Important de montrer que, pendant plus d’un siècle, l’Algérie a été un exemple rare de cohabitation harmonieuse entre trois peuples pratiquant des religions différentes, les juifs, les chrétiens et les musulmans.

Un respect mutuel existait. Un respect mutuel qui devrait être sans cesse rappelé plutôt que d’inventer une histoire de haine que les uns et les autres n’ont jamais vécu.

C’est pourquoi cette mémoire blessée, nous voulons la partager avec les Cannettans et  les Rochevillois, même s’ils n’ont pas tous connu cette histoire.

Cette mémoire exprime aussi le refus obstiné de toute repentance.

Nous n’avons d’excuses à ne présenter à personne pour tout ce qui a été fait en Algérie.

La France a permis d’éradiquer des épidémies dévastatrices, grâce aux traitements dispensés par les médecins militaires.

La France a permis la fertilisation de terres incultes et marécageuses.

La France  a construit des infrastructures que les Algériens utilisent encore aujourd’hui.

La France a posé les jalons de la modernité en Algérie, en lui donnant les moyens d’exploiter les richesses naturelles de son sous-sol.

C’est la nation qui a un devoir moral à l’endroit des Pieds-noirs, des Harkis et de tous ceux qui ont combattu en Algérie.

C’est la nation qui a un devoir de reconnaissance envers les Armées d’Afrique dans lesquelles vous étiez si nombreux et dont le sang a été si souvent versé pour notre liberté pendant les deux guerres mondiales.

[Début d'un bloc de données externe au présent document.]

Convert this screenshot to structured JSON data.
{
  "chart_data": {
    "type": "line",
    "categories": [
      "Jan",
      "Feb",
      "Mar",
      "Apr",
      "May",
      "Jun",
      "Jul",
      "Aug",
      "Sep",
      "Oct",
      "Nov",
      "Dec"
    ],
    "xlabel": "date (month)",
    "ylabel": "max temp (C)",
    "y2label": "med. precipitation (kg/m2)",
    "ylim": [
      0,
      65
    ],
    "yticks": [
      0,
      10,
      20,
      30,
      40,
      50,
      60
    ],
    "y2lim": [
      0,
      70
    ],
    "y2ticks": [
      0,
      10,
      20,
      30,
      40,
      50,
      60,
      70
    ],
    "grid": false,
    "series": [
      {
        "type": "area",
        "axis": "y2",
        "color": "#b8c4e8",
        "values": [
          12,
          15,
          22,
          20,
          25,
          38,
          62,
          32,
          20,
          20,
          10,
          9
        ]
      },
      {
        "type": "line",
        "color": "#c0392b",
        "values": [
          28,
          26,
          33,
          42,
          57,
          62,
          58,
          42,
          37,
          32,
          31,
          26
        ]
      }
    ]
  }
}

Depuis que vous m’avez fait l’honneur de me choisir pour vous représenter à l’Assemblée  Nationale, j’ai été à l’initiative, avec plusieurs collègues, de nombreuses actions qui allaient dans le sens de cette reconnaissance.

Parce que c’est mon histoire.

Parce que c’est mon devoir.

Mais également parce que cela est juste.

J’aurais souhaité, comme vous tous, que la France reconnaisse officiellement sa responsabilité dans l’abandon des Français d’Algérie et des Harkis il y a cinquante ans et dans la plus profonde injustice dont ils ont été les victimes.

J’aurais souhaité que l’on condamne les paroles du Maire de Marseille de l’époque, un certain Gaston Deferre, qui voulait que les Pieds-noirs aillent « se réadapter ailleurs ».

J’aurais souhaité que certains philosophes bien-pensants s’indignent quand les cimetières européens d’Algérie étaient profanés et les tombes de nos grands-parents éventrées.

Alors aujourd’hui nous devons regarder le présent et le futur en se disant que les Pieds-noirs peuvent être fiers de ce qu’ils ont fait en Algérie et fiers aussi de ce qu’ils ont  fait en métropole.

Fiers d’avoir su trouver la force de se reconstruire, même si cela n’a pas été facile tous les jours.

Fiers d’avoir, pour beaucoup d’entre eux, de belles réussites professionnelles grâce à leur travail et leur courage.

Fiers d’avoir, su recréer des familles solides et aimantes.

Fiers d’avoir retrouvé des racines dans une terre d’adoption, comme l’avaient fait leurs arrières grands-parents.

Fiers d’avoir transmis aux jeunes générations l’amour de notre pays et l’attachement à nos valeurs.

Fiers tout simplement de ce qu’ils sont devenus, loin de leur Algérie qui était la France.